While lockdown put the brakes on performing for a while, it hasn’t stopped Davis from pursuing her other passion: writing. The 35-year-old actor is also an award-winning writer (having walked home a British Urban Film Festival award for her script Draw) and reckons she’s spent 90% of lockdown tucked up in her office, typing away. Davis describes her gratitude for her wife, who’s been doing the bulk of the parenting their two young daughters while she has been balancing projects. “It’s just sort of snowballed. I mean, this is the busiest I've been in my whole writing career,” she explains.
Just before lockdown, the team behind BBC’s Killing Eve approached Davis to join their writing team for season four. You can guess her reaction.
"I was like: 'hell yeah!'"
While Davis wasn’t able to spill any plot twists or juicy details about Villanelle's upcoming storylines, she did say that she’s had to adapt to working during lockdown. Everything is now being done virtually and she doesn’t know when she’ll see the rest of the team in person.
Despite being so in demand, Davis tells me she has to deal self-doubt from time to time. "I think it's so weird, every script that I write, I'm like, ‘Oh my god, this is the best thing I've ever written. This is it...for about 20 pages. And then I'm like: ‘Oh my god, I'm not a writer. This is just terrible’ like that creeps in.” To overcome this, she says she just keeps busy. "I don't think that my grammar is on point, my spelling is atrocious, but creatively I just write. Just write, write, write, write."

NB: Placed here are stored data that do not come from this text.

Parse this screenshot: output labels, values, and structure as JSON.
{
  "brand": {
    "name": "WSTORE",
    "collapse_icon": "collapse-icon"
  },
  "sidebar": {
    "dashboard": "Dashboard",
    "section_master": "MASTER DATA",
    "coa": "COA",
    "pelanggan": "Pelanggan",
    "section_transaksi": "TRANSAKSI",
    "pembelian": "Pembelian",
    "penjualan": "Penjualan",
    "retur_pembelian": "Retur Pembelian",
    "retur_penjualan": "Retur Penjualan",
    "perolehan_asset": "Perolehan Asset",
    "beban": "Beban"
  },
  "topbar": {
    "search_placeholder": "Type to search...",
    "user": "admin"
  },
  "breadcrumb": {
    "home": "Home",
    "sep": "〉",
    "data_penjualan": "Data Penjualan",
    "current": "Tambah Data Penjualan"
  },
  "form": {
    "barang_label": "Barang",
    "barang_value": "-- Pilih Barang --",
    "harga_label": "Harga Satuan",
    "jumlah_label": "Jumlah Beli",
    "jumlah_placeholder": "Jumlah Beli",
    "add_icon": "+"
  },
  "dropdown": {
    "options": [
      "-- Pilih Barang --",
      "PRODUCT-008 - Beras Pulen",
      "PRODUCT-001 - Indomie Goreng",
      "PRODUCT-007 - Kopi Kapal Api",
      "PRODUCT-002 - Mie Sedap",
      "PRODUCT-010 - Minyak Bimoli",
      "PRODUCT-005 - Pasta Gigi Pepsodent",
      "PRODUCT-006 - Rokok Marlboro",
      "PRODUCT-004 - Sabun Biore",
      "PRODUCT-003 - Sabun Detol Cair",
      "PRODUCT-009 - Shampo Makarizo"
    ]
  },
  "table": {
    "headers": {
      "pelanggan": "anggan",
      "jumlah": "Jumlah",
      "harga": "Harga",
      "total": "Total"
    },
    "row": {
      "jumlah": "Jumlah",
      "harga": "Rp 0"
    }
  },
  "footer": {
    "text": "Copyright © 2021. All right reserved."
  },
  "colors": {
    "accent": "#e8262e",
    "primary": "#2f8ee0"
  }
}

In The Secret Garden, Davis plays Martha, a maid working in the estate who she describes as “no nonsense, caring, genuine and friendly" – all traits that could be used to describe the actor herself. Davis is straight-talking and exudes warmth when she reflects back on how she got into performing arts.
Growing up in Ladbroke Grove, London, Davis took an unconventional route into acting. Leaving school at 13 without any qualifications, she later moved out of the capital to Gloucestershire, looking for escapism. “I wasn't doing anything productive with my life. I just felt like I had to get away,” she says. “It was the best thing I ever did.”
On her return to the capital, Davis tells me how she wanted to hit the ground running. After gaining key skills in English and Maths, she was determined to work towards a practical career. Being close to her dad, she pitched a career idea to him. "I was like: 'Right Dad, I'm gonna do B.Tech in Bricklaying.,'" she recalls. "And he was just like: ‘God, darling, please, don't go into something on a whim. Think about what you really want to do and go for it.'"
After being persuaded away from bricklaying, Davis arrived at her college still unsure about what her next move would be. She briefly contemplated doing media studies but didn’t have the grades, so her college offered her an alternative: a B-Tech in Performing Arts. "A month in, I was like: 'Ah, this is it. This is it! This is what I’m supposed to do." And she hasn't looked back since.
The Secret Garden is coming to cinemas and Sky Cinema on Oct. 23.